In a data product script, serialization will only occur when the script is invoked via the run command in the CLI or the SDK.
df_bronze_customers = ... # (1)!
@data_product.set_sink() # (2)!
def write_bronze_customers():
return df_bronze_customers.to_parquet("/tmp/bronze_customers", index=False)
- Agnostic Logic: You can reference any variable (like a DataFrame) defined earlier in your script. This keeps your core transformation logic completely independent of the storage implementation.
- Deferred Execution: This decorator ensures the function is registered but not executed during standard script imports or interactive kernel runs.
Option B: Plugin-managed Sink
To maximize the framework's power, we recommend using the compute plugin to manage sinks. This removes hardcoded paths and formats from your scripts entirely.
By using this one-liner, you ensure that the same script can write to a local directory for a developer and a governed production table for the DataOps team, all controlled by the framework's configuration.
data_product.set_output_data(df_silver_customers)
Script vs. Interactive Mode
Tidylake is designed to solve the the Notebook vs. Script Dilemma. By using our helpers and following this methodology, you gain a seamless experience where the same file serves two masters: the analyst's curiosity and the engineer's rigour.
How it works
Internally, the package detects whether you are running the code as a standalone script (via the CLI run command or the SDK) or within a REPL/Interactive kernel (such as a Jupyter Notebook or an IPython session).

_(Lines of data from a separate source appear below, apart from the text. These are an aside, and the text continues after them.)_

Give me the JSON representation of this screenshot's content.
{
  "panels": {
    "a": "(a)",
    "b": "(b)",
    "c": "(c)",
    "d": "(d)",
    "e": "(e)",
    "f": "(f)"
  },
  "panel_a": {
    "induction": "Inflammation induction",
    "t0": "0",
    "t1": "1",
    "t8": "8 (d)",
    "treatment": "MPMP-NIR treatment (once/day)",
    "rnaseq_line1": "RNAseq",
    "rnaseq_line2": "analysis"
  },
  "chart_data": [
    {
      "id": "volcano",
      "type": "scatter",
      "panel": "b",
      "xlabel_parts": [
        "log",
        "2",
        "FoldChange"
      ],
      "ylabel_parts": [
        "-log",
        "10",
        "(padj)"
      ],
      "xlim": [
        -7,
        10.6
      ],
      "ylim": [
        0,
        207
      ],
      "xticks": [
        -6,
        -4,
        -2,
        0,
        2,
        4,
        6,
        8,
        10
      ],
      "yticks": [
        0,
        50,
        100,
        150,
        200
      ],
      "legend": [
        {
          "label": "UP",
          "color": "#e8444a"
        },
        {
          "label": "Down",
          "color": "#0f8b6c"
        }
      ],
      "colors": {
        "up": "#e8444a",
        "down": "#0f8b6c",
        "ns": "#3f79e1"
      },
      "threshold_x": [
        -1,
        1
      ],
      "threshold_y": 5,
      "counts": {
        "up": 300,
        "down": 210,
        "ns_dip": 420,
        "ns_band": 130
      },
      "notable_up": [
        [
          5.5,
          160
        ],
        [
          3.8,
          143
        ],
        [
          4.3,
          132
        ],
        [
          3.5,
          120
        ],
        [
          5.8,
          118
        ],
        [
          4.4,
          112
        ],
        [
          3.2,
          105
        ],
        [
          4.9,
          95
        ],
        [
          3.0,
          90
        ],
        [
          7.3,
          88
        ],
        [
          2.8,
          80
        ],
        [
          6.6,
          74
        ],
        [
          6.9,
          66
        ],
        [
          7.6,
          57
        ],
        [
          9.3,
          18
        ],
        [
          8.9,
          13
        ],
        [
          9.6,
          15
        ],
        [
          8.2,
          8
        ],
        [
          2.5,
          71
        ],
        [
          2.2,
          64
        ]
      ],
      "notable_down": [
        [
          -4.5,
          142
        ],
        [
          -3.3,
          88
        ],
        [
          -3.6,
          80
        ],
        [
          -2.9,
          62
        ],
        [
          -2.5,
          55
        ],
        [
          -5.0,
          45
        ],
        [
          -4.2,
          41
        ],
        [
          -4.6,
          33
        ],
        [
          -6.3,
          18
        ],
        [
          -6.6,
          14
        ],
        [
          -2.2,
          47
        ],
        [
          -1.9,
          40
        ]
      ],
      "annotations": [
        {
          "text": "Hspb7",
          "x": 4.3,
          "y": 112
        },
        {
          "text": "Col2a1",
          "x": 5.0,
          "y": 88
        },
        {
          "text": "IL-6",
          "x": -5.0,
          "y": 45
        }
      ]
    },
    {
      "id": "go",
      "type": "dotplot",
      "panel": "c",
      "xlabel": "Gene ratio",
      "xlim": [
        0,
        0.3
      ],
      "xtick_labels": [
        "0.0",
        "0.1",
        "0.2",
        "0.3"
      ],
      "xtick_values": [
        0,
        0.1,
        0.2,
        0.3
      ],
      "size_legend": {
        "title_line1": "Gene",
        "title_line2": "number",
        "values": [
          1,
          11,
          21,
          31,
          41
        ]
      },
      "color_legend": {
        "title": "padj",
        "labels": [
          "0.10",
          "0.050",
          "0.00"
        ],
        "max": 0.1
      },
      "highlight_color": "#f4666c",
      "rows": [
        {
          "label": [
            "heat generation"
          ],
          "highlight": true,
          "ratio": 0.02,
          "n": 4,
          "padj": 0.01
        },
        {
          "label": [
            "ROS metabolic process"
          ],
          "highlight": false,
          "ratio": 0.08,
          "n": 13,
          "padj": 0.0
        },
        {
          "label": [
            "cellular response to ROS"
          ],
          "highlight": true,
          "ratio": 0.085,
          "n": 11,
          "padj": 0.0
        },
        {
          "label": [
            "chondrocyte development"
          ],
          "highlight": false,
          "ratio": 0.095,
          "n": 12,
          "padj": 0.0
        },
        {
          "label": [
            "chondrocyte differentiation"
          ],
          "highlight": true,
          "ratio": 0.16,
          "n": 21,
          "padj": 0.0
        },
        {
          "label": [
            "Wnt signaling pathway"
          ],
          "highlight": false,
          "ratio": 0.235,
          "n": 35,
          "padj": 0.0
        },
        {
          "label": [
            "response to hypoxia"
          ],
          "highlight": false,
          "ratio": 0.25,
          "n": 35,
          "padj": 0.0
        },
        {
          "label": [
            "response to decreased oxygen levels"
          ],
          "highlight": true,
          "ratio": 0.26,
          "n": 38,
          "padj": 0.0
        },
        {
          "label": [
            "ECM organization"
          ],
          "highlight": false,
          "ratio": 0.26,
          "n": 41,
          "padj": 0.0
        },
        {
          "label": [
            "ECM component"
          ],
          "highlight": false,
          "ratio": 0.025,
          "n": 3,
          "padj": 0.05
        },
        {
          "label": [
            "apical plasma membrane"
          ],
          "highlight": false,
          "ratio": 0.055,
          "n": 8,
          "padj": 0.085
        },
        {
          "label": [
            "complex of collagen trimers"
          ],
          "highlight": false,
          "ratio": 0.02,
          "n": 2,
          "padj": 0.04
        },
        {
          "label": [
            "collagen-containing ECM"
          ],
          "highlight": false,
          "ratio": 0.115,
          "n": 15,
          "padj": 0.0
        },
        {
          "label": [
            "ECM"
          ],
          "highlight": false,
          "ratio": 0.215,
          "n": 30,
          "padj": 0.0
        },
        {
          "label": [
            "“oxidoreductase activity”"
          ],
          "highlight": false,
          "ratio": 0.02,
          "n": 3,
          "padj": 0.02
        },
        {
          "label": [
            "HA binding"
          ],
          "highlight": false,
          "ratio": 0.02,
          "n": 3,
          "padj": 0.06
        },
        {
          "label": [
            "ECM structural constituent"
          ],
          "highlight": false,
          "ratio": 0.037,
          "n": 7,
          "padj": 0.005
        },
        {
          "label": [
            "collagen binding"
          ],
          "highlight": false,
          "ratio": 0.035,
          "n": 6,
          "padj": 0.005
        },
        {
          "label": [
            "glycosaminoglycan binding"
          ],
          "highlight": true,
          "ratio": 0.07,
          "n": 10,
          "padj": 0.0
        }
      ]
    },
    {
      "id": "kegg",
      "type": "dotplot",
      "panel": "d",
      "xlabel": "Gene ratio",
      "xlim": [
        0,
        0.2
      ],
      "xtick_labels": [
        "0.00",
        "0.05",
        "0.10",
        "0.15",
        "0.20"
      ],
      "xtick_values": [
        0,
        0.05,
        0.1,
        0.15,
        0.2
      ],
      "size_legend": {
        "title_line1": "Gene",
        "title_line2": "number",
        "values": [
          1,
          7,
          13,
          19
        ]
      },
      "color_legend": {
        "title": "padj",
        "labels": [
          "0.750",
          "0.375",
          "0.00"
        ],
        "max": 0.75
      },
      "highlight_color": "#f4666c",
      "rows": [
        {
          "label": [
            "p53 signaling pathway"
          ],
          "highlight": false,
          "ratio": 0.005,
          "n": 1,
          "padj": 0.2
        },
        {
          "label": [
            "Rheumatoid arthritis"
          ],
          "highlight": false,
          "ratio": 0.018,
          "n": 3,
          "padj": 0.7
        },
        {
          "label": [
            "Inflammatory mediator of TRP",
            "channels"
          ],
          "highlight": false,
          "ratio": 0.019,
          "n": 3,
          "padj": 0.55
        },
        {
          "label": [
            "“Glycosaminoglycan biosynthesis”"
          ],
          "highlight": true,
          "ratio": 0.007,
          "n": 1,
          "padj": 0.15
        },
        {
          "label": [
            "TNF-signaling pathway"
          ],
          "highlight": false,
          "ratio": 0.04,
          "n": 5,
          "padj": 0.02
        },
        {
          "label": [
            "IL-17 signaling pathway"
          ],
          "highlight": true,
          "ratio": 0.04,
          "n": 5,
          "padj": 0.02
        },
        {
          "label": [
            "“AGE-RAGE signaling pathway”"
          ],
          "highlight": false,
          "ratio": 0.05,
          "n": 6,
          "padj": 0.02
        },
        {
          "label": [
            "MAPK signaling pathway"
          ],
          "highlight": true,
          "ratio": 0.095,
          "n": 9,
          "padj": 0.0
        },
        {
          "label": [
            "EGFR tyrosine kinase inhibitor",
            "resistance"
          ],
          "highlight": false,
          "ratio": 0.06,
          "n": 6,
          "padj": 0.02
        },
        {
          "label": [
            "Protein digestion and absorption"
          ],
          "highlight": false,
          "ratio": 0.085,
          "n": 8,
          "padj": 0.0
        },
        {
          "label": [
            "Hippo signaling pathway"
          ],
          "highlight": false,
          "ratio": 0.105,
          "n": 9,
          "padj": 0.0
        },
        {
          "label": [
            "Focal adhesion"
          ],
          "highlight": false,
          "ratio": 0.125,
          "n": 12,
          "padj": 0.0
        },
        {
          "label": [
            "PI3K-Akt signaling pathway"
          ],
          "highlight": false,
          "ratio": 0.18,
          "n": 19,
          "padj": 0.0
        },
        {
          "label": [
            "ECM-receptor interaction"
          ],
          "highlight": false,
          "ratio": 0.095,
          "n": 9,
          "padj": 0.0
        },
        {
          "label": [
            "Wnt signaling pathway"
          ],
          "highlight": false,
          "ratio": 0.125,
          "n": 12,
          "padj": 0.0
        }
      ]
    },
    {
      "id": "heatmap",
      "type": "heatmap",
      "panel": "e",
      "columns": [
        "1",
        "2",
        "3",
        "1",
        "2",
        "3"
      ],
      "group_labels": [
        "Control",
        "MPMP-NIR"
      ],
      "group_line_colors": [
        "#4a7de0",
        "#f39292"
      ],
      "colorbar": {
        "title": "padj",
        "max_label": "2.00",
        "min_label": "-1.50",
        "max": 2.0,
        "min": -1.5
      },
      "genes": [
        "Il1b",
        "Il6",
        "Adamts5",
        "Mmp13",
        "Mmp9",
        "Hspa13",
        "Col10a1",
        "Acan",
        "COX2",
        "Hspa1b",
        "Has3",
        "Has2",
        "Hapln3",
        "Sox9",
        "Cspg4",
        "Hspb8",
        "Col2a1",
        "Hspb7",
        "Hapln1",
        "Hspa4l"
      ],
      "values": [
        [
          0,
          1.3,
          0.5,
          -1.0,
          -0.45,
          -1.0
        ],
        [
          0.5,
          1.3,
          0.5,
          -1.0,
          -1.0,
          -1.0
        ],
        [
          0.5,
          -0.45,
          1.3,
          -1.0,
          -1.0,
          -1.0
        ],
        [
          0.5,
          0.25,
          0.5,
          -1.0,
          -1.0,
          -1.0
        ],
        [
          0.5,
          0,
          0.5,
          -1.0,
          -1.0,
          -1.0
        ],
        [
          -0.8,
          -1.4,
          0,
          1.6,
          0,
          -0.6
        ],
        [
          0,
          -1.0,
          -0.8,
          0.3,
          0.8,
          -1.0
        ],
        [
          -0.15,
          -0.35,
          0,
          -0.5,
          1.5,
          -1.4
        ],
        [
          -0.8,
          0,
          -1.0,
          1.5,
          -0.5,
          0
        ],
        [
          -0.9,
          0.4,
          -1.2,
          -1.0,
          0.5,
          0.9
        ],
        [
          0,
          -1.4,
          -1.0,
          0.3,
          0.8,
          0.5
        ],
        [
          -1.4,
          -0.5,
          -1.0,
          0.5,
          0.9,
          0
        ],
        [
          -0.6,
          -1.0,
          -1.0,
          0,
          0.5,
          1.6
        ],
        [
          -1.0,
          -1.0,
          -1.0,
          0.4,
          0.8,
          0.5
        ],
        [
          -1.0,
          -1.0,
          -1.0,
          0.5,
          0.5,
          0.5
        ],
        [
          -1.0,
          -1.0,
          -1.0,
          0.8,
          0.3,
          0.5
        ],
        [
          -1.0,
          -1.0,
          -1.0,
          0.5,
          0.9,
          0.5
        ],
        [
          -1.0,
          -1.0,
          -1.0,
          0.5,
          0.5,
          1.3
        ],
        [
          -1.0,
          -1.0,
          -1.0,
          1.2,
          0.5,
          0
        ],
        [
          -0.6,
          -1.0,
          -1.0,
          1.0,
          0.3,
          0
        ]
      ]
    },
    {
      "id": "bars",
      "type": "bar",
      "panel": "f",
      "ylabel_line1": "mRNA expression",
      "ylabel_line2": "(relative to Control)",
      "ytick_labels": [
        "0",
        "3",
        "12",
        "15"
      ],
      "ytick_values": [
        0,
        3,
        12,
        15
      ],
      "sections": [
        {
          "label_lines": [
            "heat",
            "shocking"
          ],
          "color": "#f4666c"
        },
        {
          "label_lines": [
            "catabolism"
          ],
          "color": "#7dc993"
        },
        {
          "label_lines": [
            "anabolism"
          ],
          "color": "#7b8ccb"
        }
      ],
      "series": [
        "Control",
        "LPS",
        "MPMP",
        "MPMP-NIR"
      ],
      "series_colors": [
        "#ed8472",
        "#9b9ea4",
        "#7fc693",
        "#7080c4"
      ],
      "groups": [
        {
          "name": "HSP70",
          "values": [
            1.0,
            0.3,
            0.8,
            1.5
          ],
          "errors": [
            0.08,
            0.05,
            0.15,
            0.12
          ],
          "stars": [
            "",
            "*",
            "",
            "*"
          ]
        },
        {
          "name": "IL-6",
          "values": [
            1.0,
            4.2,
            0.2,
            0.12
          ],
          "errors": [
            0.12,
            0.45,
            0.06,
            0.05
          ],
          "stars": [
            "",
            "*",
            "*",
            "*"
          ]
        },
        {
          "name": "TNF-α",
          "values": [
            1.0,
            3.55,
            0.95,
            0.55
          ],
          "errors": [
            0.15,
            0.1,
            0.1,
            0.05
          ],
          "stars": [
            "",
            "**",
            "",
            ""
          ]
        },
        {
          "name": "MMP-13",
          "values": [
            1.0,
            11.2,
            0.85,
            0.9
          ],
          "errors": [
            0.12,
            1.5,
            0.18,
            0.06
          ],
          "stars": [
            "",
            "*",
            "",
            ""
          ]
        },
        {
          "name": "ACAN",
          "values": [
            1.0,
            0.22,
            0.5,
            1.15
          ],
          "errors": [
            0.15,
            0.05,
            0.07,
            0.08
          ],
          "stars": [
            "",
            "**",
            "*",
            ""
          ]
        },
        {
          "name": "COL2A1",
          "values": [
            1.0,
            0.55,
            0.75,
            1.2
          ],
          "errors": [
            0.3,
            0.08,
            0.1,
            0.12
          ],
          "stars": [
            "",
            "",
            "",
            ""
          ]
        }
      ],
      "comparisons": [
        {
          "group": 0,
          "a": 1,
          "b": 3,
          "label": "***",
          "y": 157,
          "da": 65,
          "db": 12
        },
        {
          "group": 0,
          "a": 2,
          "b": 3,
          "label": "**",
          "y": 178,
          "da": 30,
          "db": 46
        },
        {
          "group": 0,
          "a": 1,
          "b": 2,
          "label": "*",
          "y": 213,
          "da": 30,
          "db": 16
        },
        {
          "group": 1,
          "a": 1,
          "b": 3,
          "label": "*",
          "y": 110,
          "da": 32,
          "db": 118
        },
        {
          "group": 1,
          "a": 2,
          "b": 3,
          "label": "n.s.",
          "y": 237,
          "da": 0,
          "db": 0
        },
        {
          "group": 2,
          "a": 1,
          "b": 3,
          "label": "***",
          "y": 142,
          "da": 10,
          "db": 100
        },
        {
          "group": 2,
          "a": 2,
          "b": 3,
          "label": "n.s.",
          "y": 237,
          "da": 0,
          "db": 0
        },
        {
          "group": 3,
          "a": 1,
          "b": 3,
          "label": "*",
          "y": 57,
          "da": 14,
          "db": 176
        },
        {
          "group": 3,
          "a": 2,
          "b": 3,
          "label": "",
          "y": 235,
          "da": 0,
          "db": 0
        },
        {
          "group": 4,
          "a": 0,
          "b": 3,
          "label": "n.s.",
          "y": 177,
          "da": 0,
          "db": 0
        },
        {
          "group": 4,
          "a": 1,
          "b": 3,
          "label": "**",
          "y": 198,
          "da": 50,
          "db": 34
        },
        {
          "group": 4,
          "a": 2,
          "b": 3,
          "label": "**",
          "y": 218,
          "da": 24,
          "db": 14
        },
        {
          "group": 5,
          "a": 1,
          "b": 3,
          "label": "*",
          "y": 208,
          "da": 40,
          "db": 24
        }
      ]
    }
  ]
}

Tidylake prioritizes developer experience. It provides helpers to automatically display data previews, enables synthetic data generation for rapid prototyping, and—most importantly—disables sinks to prevent accidental writes.
We recommend developing your pipelines interactively to iterate quickly, then promoting that exact same code base to production. This "One Code Base" approach eliminates the errors typically introduced when "translating" a notebook into a production script.
Reference Examples
While you can use standard .ipynb notebooks, we often use vscode jupyter code cells (# %%) in our demos. This format allows the file to remain a plain Python script while offering a notebook-like interface.
Example I: Compute plugin managed
# %%
from tidylake import get_or_create_context
data_product = get_or_create_context().get_data_product("silver_customers")
# %%
df_bronze_customers = data_product.read_input("bronze_customers")
# %%
df_silver_customers = df_bronze_customers.rename(
columns={
"customer__id": "customer_id",
"customer__name": "customer_name",
"customer__active": "customer_active",
"customer__city": "customer_city",
}
)
# %%
data_product.set_output_data(df_silver_customers)
Complete example
See complete example in context in the pandas pyiceberg demo.
Example II: No compute plugin
# %%
import pandas as pd
from tidylake import get_or_create_context
data_product = get_or_create_context().get_data_product("silver_customers")
# %%
@data_product.add_input()
def bronze_customers():
return pd.read_parquet("/tmp/bronze_customers")
df_bronze_customers = bronze_customers()
# %%
@data_product.add_input()
def bronze_profile():
return pd.read_parquet("/tmp/bronze_profile")
df_bronze_profile = bronze_profile()
# %%
df_silver_customers = (
df_bronze_customers.loc[lambda df: df["customer__active"]]
.merge(df_bronze_profile, left_on="customer__id", right_on="profile__id", how="left")
.rename(
columns={
"customer__id": "customer_id",
"customer__name": "customer_name",
"customer__city": "customer_city",
"profile__account": "customer_account",
}
)
.assign(
customer_city=lambda df: df["customer_city"].str.upper(),
customer_name=lambda df: df["customer_name"].str.title(),
)
.sort_values(by="customer_id")[["customer_id", "customer_name", "customer_city", "customer_account"]]
)
# %%
@data_product.set_sink()
def write_silver_customers():
return df_silver_customers.to_parquet("/tmp/silver_customers", index=False)
Complete example
See complete example in context in the pandas local demo.